The price of transport, particularly containers, is worrying national exporting companies, Pedro Magalhães, director of international trade at the Portuguese Chamber of Commerce and Industry (CCIP), told Lusa.
“The main ‘feedback’ [on problems] we have had is in relation to the international transport crisis, the lack of containers that exists at an international level,” he stressed, detailing that “a company that used to pay for a container for a certain market 2,500 euros at this moment may be paying 10,000 or more for the same container”.
Pedro Magalhães spoke to Lusa about CCIP’s action plan for next year, which “contemplates an approach with more than 46 business missions between the face-to-face and virtual format”, and that CCIP will “continue to focus outside traditional Portuguese export markets”, that is, European markets.

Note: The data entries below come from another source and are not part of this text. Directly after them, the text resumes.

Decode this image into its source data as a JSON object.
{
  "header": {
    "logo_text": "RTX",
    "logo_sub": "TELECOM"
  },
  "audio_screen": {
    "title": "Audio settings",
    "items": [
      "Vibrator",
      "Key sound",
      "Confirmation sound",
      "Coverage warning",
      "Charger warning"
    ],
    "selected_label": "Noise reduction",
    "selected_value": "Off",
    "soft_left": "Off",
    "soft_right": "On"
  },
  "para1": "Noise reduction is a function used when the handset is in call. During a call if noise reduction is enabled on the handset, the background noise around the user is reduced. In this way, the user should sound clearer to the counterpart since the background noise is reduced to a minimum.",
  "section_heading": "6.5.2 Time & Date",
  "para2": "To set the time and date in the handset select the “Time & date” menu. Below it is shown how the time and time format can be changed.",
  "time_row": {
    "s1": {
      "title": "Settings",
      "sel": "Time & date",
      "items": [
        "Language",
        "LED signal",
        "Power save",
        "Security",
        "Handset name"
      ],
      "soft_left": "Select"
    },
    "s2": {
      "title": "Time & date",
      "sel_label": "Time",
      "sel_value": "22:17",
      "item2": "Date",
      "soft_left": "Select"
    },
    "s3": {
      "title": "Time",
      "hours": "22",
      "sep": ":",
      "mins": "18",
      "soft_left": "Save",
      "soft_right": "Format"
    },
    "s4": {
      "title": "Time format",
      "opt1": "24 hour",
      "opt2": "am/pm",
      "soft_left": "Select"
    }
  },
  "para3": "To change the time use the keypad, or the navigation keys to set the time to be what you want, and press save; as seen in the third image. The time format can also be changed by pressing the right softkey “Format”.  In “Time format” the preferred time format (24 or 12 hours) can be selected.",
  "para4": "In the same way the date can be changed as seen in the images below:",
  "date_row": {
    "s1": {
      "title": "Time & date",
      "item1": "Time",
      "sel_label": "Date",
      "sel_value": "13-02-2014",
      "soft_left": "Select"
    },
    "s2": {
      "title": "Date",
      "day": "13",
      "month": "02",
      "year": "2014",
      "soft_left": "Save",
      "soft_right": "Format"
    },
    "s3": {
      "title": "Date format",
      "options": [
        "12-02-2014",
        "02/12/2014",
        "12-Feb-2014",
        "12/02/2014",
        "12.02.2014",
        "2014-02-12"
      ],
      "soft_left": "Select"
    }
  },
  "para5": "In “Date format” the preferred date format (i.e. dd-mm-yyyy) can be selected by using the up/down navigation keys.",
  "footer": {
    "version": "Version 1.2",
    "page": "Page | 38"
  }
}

“In our action plan we tend to go to destinations such as Ivory Coast, South Korea, Mexico, Morocco, Russia, which are markets that have been growing in terms of exports by Portuguese companies and which have a potential that we believe makes sense to invest in,” Pedro Magalhães said.
He also revealed that this year the entity “has already carried out 30 business missions, between the face-to-face and virtual format to markets such as Kazakhstan, Georgia and Egypt.

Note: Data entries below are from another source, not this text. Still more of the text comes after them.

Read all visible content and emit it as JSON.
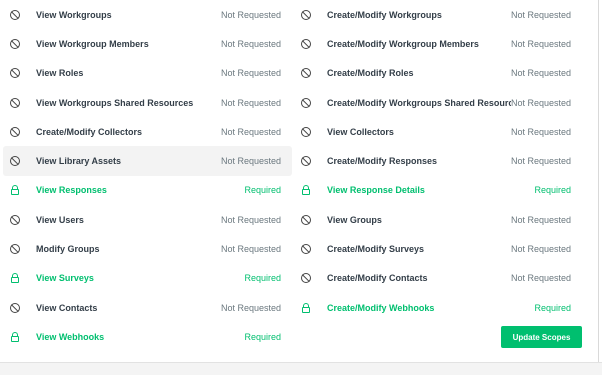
{
  "left_column": [
    {
      "label": "View Workgroups",
      "status": "Not Requested",
      "required": false
    },
    {
      "label": "View Workgroup Members",
      "status": "Not Requested",
      "required": false
    },
    {
      "label": "View Roles",
      "status": "Not Requested",
      "required": false
    },
    {
      "label": "View Workgroups Shared Resources",
      "status": "Not Requested",
      "required": false
    },
    {
      "label": "Create/Modify Collectors",
      "status": "Not Requested",
      "required": false
    },
    {
      "label": "View Library Assets",
      "status": "Not Requested",
      "required": false
    },
    {
      "label": "View Responses",
      "status": "Required",
      "required": true
    },
    {
      "label": "View Users",
      "status": "Not Requested",
      "required": false
    },
    {
      "label": "Modify Groups",
      "status": "Not Requested",
      "required": false
    },
    {
      "label": "View Surveys",
      "status": "Required",
      "required": true
    },
    {
      "label": "View Contacts",
      "status": "Not Requested",
      "required": false
    },
    {
      "label": "View Webhooks",
      "status": "Required",
      "required": true
    }
  ],
  "right_column": [
    {
      "label": "Create/Modify Workgroups",
      "status": "Not Requested",
      "required": false
    },
    {
      "label": "Create/Modify Workgroup Members",
      "status": "Not Requested",
      "required": false
    },
    {
      "label": "Create/Modify Roles",
      "status": "Not Requested",
      "required": false
    },
    {
      "label": "Create/Modify Workgroups Shared Resources",
      "status": "Not Requested",
      "required": false
    },
    {
      "label": "View Collectors",
      "status": "Not Requested",
      "required": false
    },
    {
      "label": "Create/Modify Responses",
      "status": "Not Requested",
      "required": false
    },
    {
      "label": "View Response Details",
      "status": "Required",
      "required": true
    },
    {
      "label": "View Groups",
      "status": "Not Requested",
      "required": false
    },
    {
      "label": "Create/Modify Surveys",
      "status": "Not Requested",
      "required": false
    },
    {
      "label": "Create/Modify Contacts",
      "status": "Not Requested",
      "required": false
    },
    {
      "label": "Create/Modify Webhooks",
      "status": "Required",
      "required": true
    }
  ],
  "update_button": {
    "label": "Update Scopes"
  },
  "highlighted_row": "View Library Assets",
  "icons": {
    "not_requested": "ban-icon",
    "required": "lock-icon"
  },
  "colors": {
    "required": "#00bf6f",
    "text": "#333e48",
    "muted": "#6b787f",
    "button": "#00bf6f"
  }
}
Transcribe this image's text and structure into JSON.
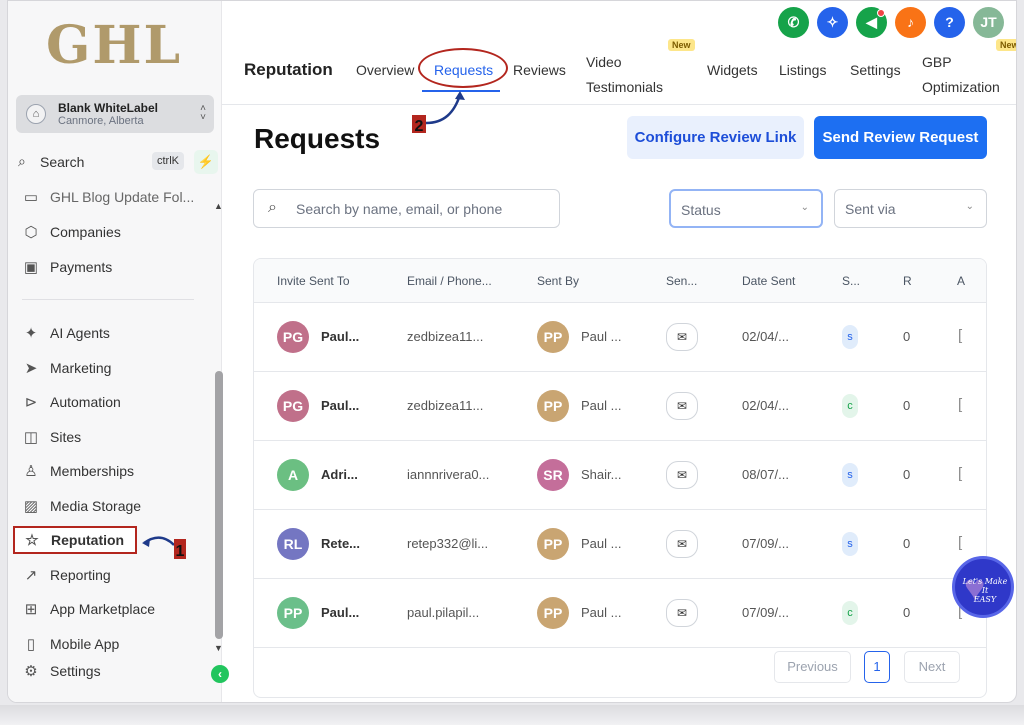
{
  "logo": "GHL",
  "account": {
    "name": "Blank WhiteLabel",
    "location": "Canmore, Alberta"
  },
  "sidebar_search": {
    "label": "Search",
    "shortcut": "ctrlK"
  },
  "nav": {
    "cut_item": "GHL Blog Update Fol...",
    "items": [
      "Companies",
      "Payments",
      "AI Agents",
      "Marketing",
      "Automation",
      "Sites",
      "Memberships",
      "Media Storage",
      "Reputation",
      "Reporting",
      "App Marketplace",
      "Mobile App",
      "Settings"
    ],
    "active": "Reputation"
  },
  "top_icons": [
    {
      "name": "phone-icon",
      "color": "#16a34a",
      "glyph": "✆"
    },
    {
      "name": "sparkle-icon",
      "color": "#2563eb",
      "glyph": "✧"
    },
    {
      "name": "megaphone-icon",
      "color": "#16a34a",
      "glyph": "📢"
    },
    {
      "name": "bell-icon",
      "color": "#f97316",
      "glyph": "🔔"
    },
    {
      "name": "help-icon",
      "color": "#2563eb",
      "glyph": "?"
    },
    {
      "name": "user-avatar",
      "color": "#86b897",
      "glyph": "JT"
    }
  ],
  "tabs": {
    "title": "Reputation",
    "overview": "Overview",
    "requests": "Requests",
    "reviews": "Reviews",
    "video_line1": "Video",
    "video_line2": "Testimonials",
    "widgets": "Widgets",
    "listings": "Listings",
    "settings": "Settings",
    "gbp_line1": "GBP",
    "gbp_line2": "Optimization",
    "new_badge": "New"
  },
  "annotations": {
    "step1": "1",
    "step2": "2"
  },
  "page_title": "Requests",
  "buttons": {
    "configure": "Configure Review Link",
    "send": "Send Review Request"
  },
  "search": {
    "placeholder": "Search by name, email, or phone"
  },
  "filters": {
    "status": "Status",
    "sent_via": "Sent via"
  },
  "table": {
    "headers": [
      "Invite Sent To",
      "Email / Phone...",
      "Sent By",
      "Sen...",
      "Date Sent",
      "S...",
      "R",
      "A"
    ],
    "rows": [
      {
        "initials": "PG",
        "avatar_color": "#c0708a",
        "name": "Paul...",
        "email": "zedbizea11...",
        "by_initials": "PP",
        "by_color": "#c9a572",
        "by": "Paul ...",
        "date": "02/04/...",
        "status": "s",
        "status_color": "#e0ecfb",
        "status_text_color": "#2563eb",
        "reviews": "0"
      },
      {
        "initials": "PG",
        "avatar_color": "#c0708a",
        "name": "Paul...",
        "email": "zedbizea11...",
        "by_initials": "PP",
        "by_color": "#c9a572",
        "by": "Paul ...",
        "date": "02/04/...",
        "status": "c",
        "status_color": "#e3f5ea",
        "status_text_color": "#16a34a",
        "reviews": "0"
      },
      {
        "initials": "A",
        "avatar_color": "#6bbf82",
        "name": "Adri...",
        "email": "iannnrivera0...",
        "by_initials": "SR",
        "by_color": "#c46e9a",
        "by": "Shair...",
        "date": "08/07/...",
        "status": "s",
        "status_color": "#e0ecfb",
        "status_text_color": "#2563eb",
        "reviews": "0"
      },
      {
        "initials": "RL",
        "avatar_color": "#7476c2",
        "name": "Rete...",
        "email": "retep332@li...",
        "by_initials": "PP",
        "by_color": "#c9a572",
        "by": "Paul ...",
        "date": "07/09/...",
        "status": "s",
        "status_color": "#e0ecfb",
        "status_text_color": "#2563eb",
        "reviews": "0"
      },
      {
        "initials": "PP",
        "avatar_color": "#6bbf8a",
        "name": "Paul...",
        "email": "paul.pilapil...",
        "by_initials": "PP",
        "by_color": "#c9a572",
        "by": "Paul ...",
        "date": "07/09/...",
        "status": "c",
        "status_color": "#e3f5ea",
        "status_text_color": "#16a34a",
        "reviews": "0"
      }
    ]
  },
  "pagination": {
    "previous": "Previous",
    "page": "1",
    "next": "Next"
  },
  "badge": {
    "line1": "Let's Make",
    "line2": "It",
    "line3": "EASY"
  }
}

“We seek to give companies a set of tools that allow them to be face to face with potential importers, distributors or final customer in more than 90 countries in which we work internationally,” he stressed.
In addition to virtual and in-person missions, webinars on markets, sessions with local consultants, among others, the entity will move forward with the creation of “four clusters of Portuguese companies in the sectors of textiles and footwear, food and beverages, metalworking and information technologies” so that it is possible to “address jointly the international markets, listen to the main companies, the difficulties they have internationally.
Asked about the impact of the application of possible more restrictive measures, due to the evolution of the pandemic, Pedro Magalhães said that businesspeople were “worried that new restrictions may cause a cooling of the resumption of activity in Portugal linked to exports.
“What we hope is that it is not as negative as the restrictions they imposed on us in 2020 or we will have another winter like then,” he appealed.